Serginin ismi Frameless, isim sürecini nasıl geliştirdiniz? İsim verilen sergi ile isim verilmeden sadece sanatçı ismiyle açılan sergiler arasında dünya kadar farklılıklar vardır. 


Eserlerin hepsi bir bütünün dalları oldukları için birbirleri ile konuşan isimler üzerine düşündüm. Benim için özel, çok değer verdiğim eserleri bilen ve gören bir kişiyle konuşurken “Bak işte çıktı” dedi: Frameless


Seneler boyunca çerçeveyle ilgili çalıştım; içiyle, dışıyla, kendisiyle de. Belki de o çerçevelerin farkına vararak içi içe farklı üretimlerle üretilen çerçevesiz bir sergi yapmak istedim. Serginin bir ismi var ama eserlerin ismi yok. Eş zamanlılık var; tüm zamanlar içinde yan yana üretilen notlar, çizimler ve onlar üstüne çizimler yer alıyor sergide. Hepsi eş zamanlı üretiliyor. Gündüz atölyede bir metali bir kumaşa basıp akşam eve gelip yanda bir kağıda çizim yaparken o kumaşa bakıp ona çizim yapıyorum. Şunu da eklemek istiyorum işlere bakarak yaşıyorum, ve öyle üretiyorum; üretmeye de devam ediyorum.

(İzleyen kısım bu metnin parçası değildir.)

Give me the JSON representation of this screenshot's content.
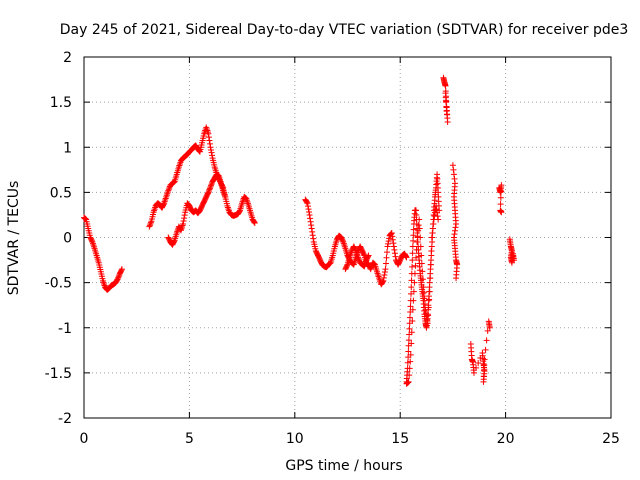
{
  "chart_data": {
    "type": "scatter",
    "title": "Day 245 of 2021, Sidereal Day-to-day VTEC variation (SDTVAR) for receiver pde3",
    "xlabel": "GPS time / hours",
    "ylabel": "SDTVAR / TECUs",
    "xlim": [
      0,
      25
    ],
    "ylim": [
      -2,
      2
    ],
    "xticks": [
      0,
      5,
      10,
      15,
      20,
      25
    ],
    "xtick_labels": [
      "0",
      "5",
      "10",
      "15",
      "20",
      "25"
    ],
    "yticks": [
      -2,
      -1.5,
      -1,
      -0.5,
      0,
      0.5,
      1,
      1.5,
      2
    ],
    "ytick_labels": [
      "-2",
      "-1.5",
      "-1",
      "-0.5",
      "0",
      "0.5",
      "1",
      "1.5",
      "2"
    ],
    "grid": true,
    "marker": "+",
    "color": "#ff0000",
    "series": [
      {
        "name": "pde3 SDTVAR",
        "segments": [
          [
            [
              0.0,
              0.22
            ],
            [
              0.1,
              0.2
            ],
            [
              0.2,
              0.1
            ],
            [
              0.3,
              0.0
            ],
            [
              0.4,
              -0.05
            ],
            [
              0.5,
              -0.12
            ],
            [
              0.6,
              -0.2
            ],
            [
              0.7,
              -0.28
            ],
            [
              0.8,
              -0.38
            ],
            [
              0.9,
              -0.48
            ],
            [
              1.0,
              -0.55
            ],
            [
              1.1,
              -0.58
            ],
            [
              1.2,
              -0.56
            ],
            [
              1.3,
              -0.53
            ],
            [
              1.4,
              -0.52
            ],
            [
              1.5,
              -0.5
            ],
            [
              1.6,
              -0.46
            ],
            [
              1.7,
              -0.4
            ],
            [
              1.8,
              -0.35
            ]
          ],
          [
            [
              3.1,
              0.12
            ],
            [
              3.2,
              0.18
            ],
            [
              3.3,
              0.28
            ],
            [
              3.4,
              0.35
            ],
            [
              3.5,
              0.38
            ],
            [
              3.6,
              0.36
            ],
            [
              3.7,
              0.33
            ],
            [
              3.8,
              0.38
            ],
            [
              3.9,
              0.45
            ],
            [
              4.0,
              0.52
            ],
            [
              4.1,
              0.58
            ],
            [
              4.2,
              0.6
            ],
            [
              4.3,
              0.62
            ],
            [
              4.4,
              0.7
            ],
            [
              4.5,
              0.78
            ],
            [
              4.6,
              0.85
            ],
            [
              4.7,
              0.88
            ],
            [
              4.8,
              0.9
            ],
            [
              4.9,
              0.92
            ],
            [
              5.0,
              0.95
            ],
            [
              5.1,
              0.97
            ],
            [
              5.2,
              1.0
            ],
            [
              5.3,
              1.02
            ],
            [
              5.4,
              0.98
            ],
            [
              5.5,
              0.95
            ],
            [
              5.6,
              1.05
            ],
            [
              5.7,
              1.15
            ],
            [
              5.8,
              1.22
            ],
            [
              5.9,
              1.15
            ],
            [
              6.0,
              1.0
            ],
            [
              6.1,
              0.88
            ],
            [
              6.2,
              0.78
            ],
            [
              6.3,
              0.7
            ],
            [
              6.4,
              0.65
            ],
            [
              6.5,
              0.6
            ],
            [
              6.6,
              0.55
            ],
            [
              6.7,
              0.45
            ],
            [
              6.8,
              0.35
            ],
            [
              6.9,
              0.28
            ],
            [
              7.0,
              0.25
            ],
            [
              7.1,
              0.24
            ],
            [
              7.2,
              0.25
            ],
            [
              7.3,
              0.26
            ],
            [
              7.4,
              0.3
            ],
            [
              7.5,
              0.38
            ],
            [
              7.6,
              0.45
            ],
            [
              7.7,
              0.43
            ],
            [
              7.8,
              0.36
            ],
            [
              7.9,
              0.28
            ],
            [
              8.0,
              0.2
            ],
            [
              8.1,
              0.16
            ]
          ],
          [
            [
              4.0,
              0.0
            ],
            [
              4.1,
              -0.05
            ],
            [
              4.2,
              -0.08
            ],
            [
              4.3,
              -0.03
            ],
            [
              4.4,
              0.05
            ],
            [
              4.5,
              0.12
            ],
            [
              4.6,
              0.08
            ],
            [
              4.7,
              0.15
            ],
            [
              4.8,
              0.28
            ],
            [
              4.9,
              0.38
            ],
            [
              5.0,
              0.35
            ],
            [
              5.1,
              0.3
            ],
            [
              5.2,
              0.28
            ],
            [
              5.3,
              0.3
            ],
            [
              5.4,
              0.27
            ],
            [
              5.5,
              0.3
            ],
            [
              5.6,
              0.35
            ],
            [
              5.7,
              0.4
            ],
            [
              5.8,
              0.45
            ],
            [
              5.9,
              0.5
            ],
            [
              6.0,
              0.56
            ],
            [
              6.1,
              0.62
            ],
            [
              6.2,
              0.66
            ],
            [
              6.3,
              0.7
            ],
            [
              6.4,
              0.68
            ],
            [
              6.5,
              0.6
            ],
            [
              6.6,
              0.52
            ],
            [
              6.7,
              0.45
            ]
          ],
          [
            [
              10.5,
              0.42
            ],
            [
              10.6,
              0.38
            ],
            [
              10.7,
              0.25
            ],
            [
              10.8,
              0.1
            ],
            [
              10.9,
              -0.05
            ],
            [
              11.0,
              -0.15
            ],
            [
              11.1,
              -0.2
            ],
            [
              11.2,
              -0.25
            ],
            [
              11.3,
              -0.3
            ],
            [
              11.4,
              -0.32
            ],
            [
              11.5,
              -0.33
            ],
            [
              11.6,
              -0.3
            ],
            [
              11.7,
              -0.28
            ],
            [
              11.8,
              -0.2
            ],
            [
              11.9,
              -0.1
            ],
            [
              12.0,
              -0.02
            ],
            [
              12.1,
              0.02
            ],
            [
              12.2,
              0.0
            ],
            [
              12.3,
              -0.05
            ],
            [
              12.4,
              -0.12
            ],
            [
              12.5,
              -0.2
            ],
            [
              12.6,
              -0.25
            ],
            [
              12.7,
              -0.28
            ],
            [
              12.8,
              -0.3
            ],
            [
              12.9,
              -0.22
            ],
            [
              13.0,
              -0.15
            ],
            [
              13.1,
              -0.1
            ],
            [
              13.2,
              -0.15
            ],
            [
              13.3,
              -0.2
            ],
            [
              13.4,
              -0.28
            ],
            [
              13.5,
              -0.3
            ],
            [
              13.6,
              -0.35
            ],
            [
              13.7,
              -0.28
            ],
            [
              13.8,
              -0.3
            ],
            [
              13.9,
              -0.38
            ],
            [
              14.0,
              -0.45
            ],
            [
              14.1,
              -0.52
            ],
            [
              14.2,
              -0.48
            ],
            [
              14.3,
              -0.35
            ],
            [
              14.4,
              -0.1
            ],
            [
              14.5,
              0.02
            ],
            [
              14.6,
              0.05
            ],
            [
              14.7,
              -0.1
            ],
            [
              14.8,
              -0.25
            ],
            [
              14.9,
              -0.3
            ],
            [
              15.0,
              -0.25
            ],
            [
              15.1,
              -0.2
            ],
            [
              15.2,
              -0.18
            ],
            [
              15.3,
              -0.22
            ]
          ],
          [
            [
              12.4,
              -0.35
            ],
            [
              12.5,
              -0.3
            ],
            [
              12.6,
              -0.22
            ],
            [
              12.7,
              -0.15
            ],
            [
              12.8,
              -0.1
            ],
            [
              12.9,
              -0.15
            ],
            [
              13.0,
              -0.22
            ],
            [
              13.1,
              -0.28
            ],
            [
              13.2,
              -0.3
            ],
            [
              13.3,
              -0.32
            ],
            [
              13.4,
              -0.25
            ],
            [
              13.5,
              -0.2
            ]
          ],
          [
            [
              15.3,
              -1.6
            ],
            [
              15.35,
              -1.45
            ],
            [
              15.4,
              -1.2
            ],
            [
              15.45,
              -0.95
            ],
            [
              15.5,
              -0.7
            ],
            [
              15.55,
              -0.4
            ],
            [
              15.6,
              -0.1
            ],
            [
              15.65,
              0.15
            ],
            [
              15.7,
              0.3
            ],
            [
              15.75,
              0.3
            ],
            [
              15.8,
              0.1
            ],
            [
              15.85,
              -0.1
            ],
            [
              15.9,
              -0.25
            ],
            [
              15.95,
              -0.4
            ],
            [
              16.0,
              -0.5
            ],
            [
              16.05,
              -0.6
            ],
            [
              16.1,
              -0.7
            ],
            [
              16.15,
              -0.85
            ],
            [
              16.2,
              -0.95
            ],
            [
              16.25,
              -1.0
            ],
            [
              16.3,
              -0.9
            ],
            [
              16.35,
              -0.7
            ],
            [
              16.4,
              -0.5
            ],
            [
              16.45,
              -0.3
            ],
            [
              16.5,
              -0.1
            ],
            [
              16.55,
              0.1
            ],
            [
              16.6,
              0.3
            ],
            [
              16.65,
              0.45
            ],
            [
              16.7,
              0.55
            ],
            [
              16.75,
              0.7
            ],
            [
              16.8,
              0.5
            ],
            [
              16.85,
              0.3
            ]
          ],
          [
            [
              15.3,
              -1.62
            ],
            [
              15.4,
              -1.6
            ],
            [
              15.5,
              -1.3
            ],
            [
              15.6,
              -0.8
            ],
            [
              15.7,
              -0.4
            ],
            [
              15.8,
              -0.05
            ],
            [
              15.9,
              0.2
            ],
            [
              16.0,
              -0.2
            ],
            [
              16.1,
              -0.55
            ],
            [
              16.2,
              -0.8
            ],
            [
              16.3,
              -0.95
            ],
            [
              16.4,
              -0.6
            ],
            [
              16.5,
              0.0
            ],
            [
              16.6,
              0.2
            ],
            [
              16.7,
              0.35
            ],
            [
              16.8,
              0.2
            ]
          ],
          [
            [
              17.05,
              1.77
            ],
            [
              17.1,
              1.72
            ],
            [
              17.15,
              1.68
            ],
            [
              17.2,
              1.45
            ],
            [
              17.25,
              1.28
            ],
            [
              17.15,
              1.6
            ],
            [
              17.2,
              1.4
            ]
          ],
          [
            [
              17.5,
              0.8
            ],
            [
              17.6,
              0.6
            ],
            [
              17.55,
              0.45
            ],
            [
              17.6,
              0.3
            ],
            [
              17.65,
              0.15
            ],
            [
              17.55,
              0.0
            ],
            [
              17.6,
              -0.12
            ],
            [
              17.65,
              -0.25
            ],
            [
              17.7,
              -0.3
            ],
            [
              17.65,
              -0.45
            ]
          ],
          [
            [
              18.35,
              -1.18
            ],
            [
              18.4,
              -1.35
            ],
            [
              18.45,
              -1.38
            ],
            [
              18.5,
              -1.5
            ],
            [
              18.9,
              -1.28
            ],
            [
              18.95,
              -1.4
            ],
            [
              19.0,
              -1.48
            ],
            [
              18.95,
              -1.6
            ],
            [
              19.0,
              -1.35
            ],
            [
              19.2,
              -0.93
            ],
            [
              19.25,
              -1.0
            ]
          ],
          [
            [
              19.7,
              0.55
            ],
            [
              19.75,
              0.5
            ],
            [
              19.8,
              0.58
            ],
            [
              19.75,
              0.3
            ],
            [
              19.8,
              0.28
            ]
          ],
          [
            [
              20.2,
              -0.02
            ],
            [
              20.25,
              -0.1
            ],
            [
              20.3,
              -0.15
            ],
            [
              20.25,
              -0.22
            ],
            [
              20.3,
              -0.28
            ],
            [
              20.35,
              -0.18
            ],
            [
              20.4,
              -0.25
            ]
          ]
        ]
      }
    ]
  }
}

Çok çerçeveli eş zamanlı minyatürlerden etkilendim. Kitaplarda minyatürler içindeki kanatlar yan sayfaya işaret eder ya hani çerçeveyi aşarak, onlardan etkilendim. Sayfalar üzerine not alırken çiziyorum ve devam ediyorum, bakıyorum dışta bir çerçevesi var ama içindeki çizgiler sonsuz olabilir.

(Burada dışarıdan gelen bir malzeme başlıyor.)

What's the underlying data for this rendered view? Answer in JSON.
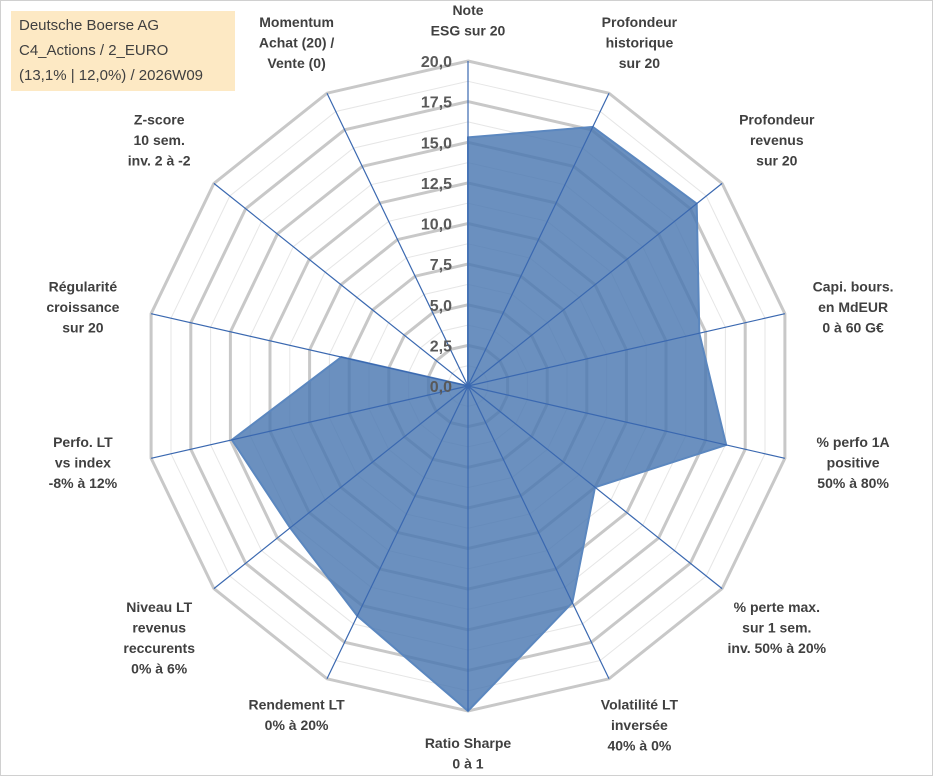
{
  "header": {
    "lines": [
      "Deutsche Boerse AG",
      "C4_Actions / 2_EURO",
      "(13,1% | 12,0%) / 2026W09"
    ]
  },
  "chart_data": {
    "type": "radar",
    "r_range": [
      0,
      20
    ],
    "ticks": [
      "0,0",
      "2,5",
      "5,0",
      "7,5",
      "10,0",
      "12,5",
      "15,0",
      "17,5",
      "20,0"
    ],
    "grid": true,
    "axes": [
      {
        "label": [
          "Note",
          "ESG sur 20"
        ],
        "value": 15.3
      },
      {
        "label": [
          "Profondeur",
          "historique",
          "sur 20"
        ],
        "value": 17.7
      },
      {
        "label": [
          "Profondeur",
          "revenus",
          "sur 20"
        ],
        "value": 18.0
      },
      {
        "label": [
          "Capi. bours.",
          "en MdEUR",
          "0 à 60 G€"
        ],
        "value": 14.6
      },
      {
        "label": [
          "% perfo 1A",
          "positive",
          "50% à 80%"
        ],
        "value": 16.3
      },
      {
        "label": [
          "% perte max.",
          "sur 1 sem.",
          "inv. 50% à 20%"
        ],
        "value": 10.0
      },
      {
        "label": [
          "Volatilité LT",
          "inversée",
          "40% à 0%"
        ],
        "value": 14.8
      },
      {
        "label": [
          "Ratio Sharpe",
          "0 à 1"
        ],
        "value": 20.0
      },
      {
        "label": [
          "Rendement LT",
          "0% à 20%"
        ],
        "value": 15.7
      },
      {
        "label": [
          "Niveau LT",
          "revenus",
          "reccurents",
          "0% à 6%"
        ],
        "value": 14.0
      },
      {
        "label": [
          "Perfo. LT",
          "vs index",
          "-8% à 12%"
        ],
        "value": 14.9
      },
      {
        "label": [
          "Régularité",
          "croissance",
          "sur 20"
        ],
        "value": 8.0
      },
      {
        "label": [
          "Z-score",
          "10 sem.",
          "inv. 2 à -2"
        ],
        "value": 0.0
      },
      {
        "label": [
          "Momentum",
          "Achat (20) /",
          "Vente (0)"
        ],
        "value": 0.0
      }
    ],
    "colors": {
      "fill": "#4a78b1",
      "stroke": "#5b87bf",
      "grid": "#c8c8c8",
      "grid_minor": "#e6e6e6",
      "spoke": "#3a68b0"
    }
  }
}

Şöyle notlar içinde çizimler var:

“Dekanlığa o belgeyi ver. Ortancaları sula. Evde su yok.”

Ya da daha canlısı, yakın zamanlardan bir örnek:

“Efkârlı tuvalet- tamir ettirmediğim için sürekli ötüyor.” Bir yazı kapanıyor bir yazı açılıyor; kağıt fırınlamak gibi. Şu an size sorularınıza cevapları yazarken de hem notlar alıyorum. Hem de üstlerine çizmeye devam ediyorum.


Yasemin Nur’un röportaj esnasındaki çizgi konuşmaları


Sanatsal yolculuğunuzda dönüm noktası olarak kabul ettiğiniz üç olay/durum/birliktelikler nelerdir?


Sanatsal hayatımı başlatan, 1987’de Resim ve Heykel Müzesi kurslarında Meryem Arıcan ile tanışmak diyebilirim. Kurs aralarında Beşiktaş’ta olan müzeye koşar oradaki eserlere bakardık. O yerlerin tahtasından çıkan çıtırtı sesleri hâlâ kulağımda. Orada resim, sanat üzerine, “yapmak” üzerine; Meryem Hanım ile hayal etmeye başladım. Meryem Hanım’ın bize verdiği sanat görüşü ve bir eğitimci olarak tavrı beni bugünlere taşıdı.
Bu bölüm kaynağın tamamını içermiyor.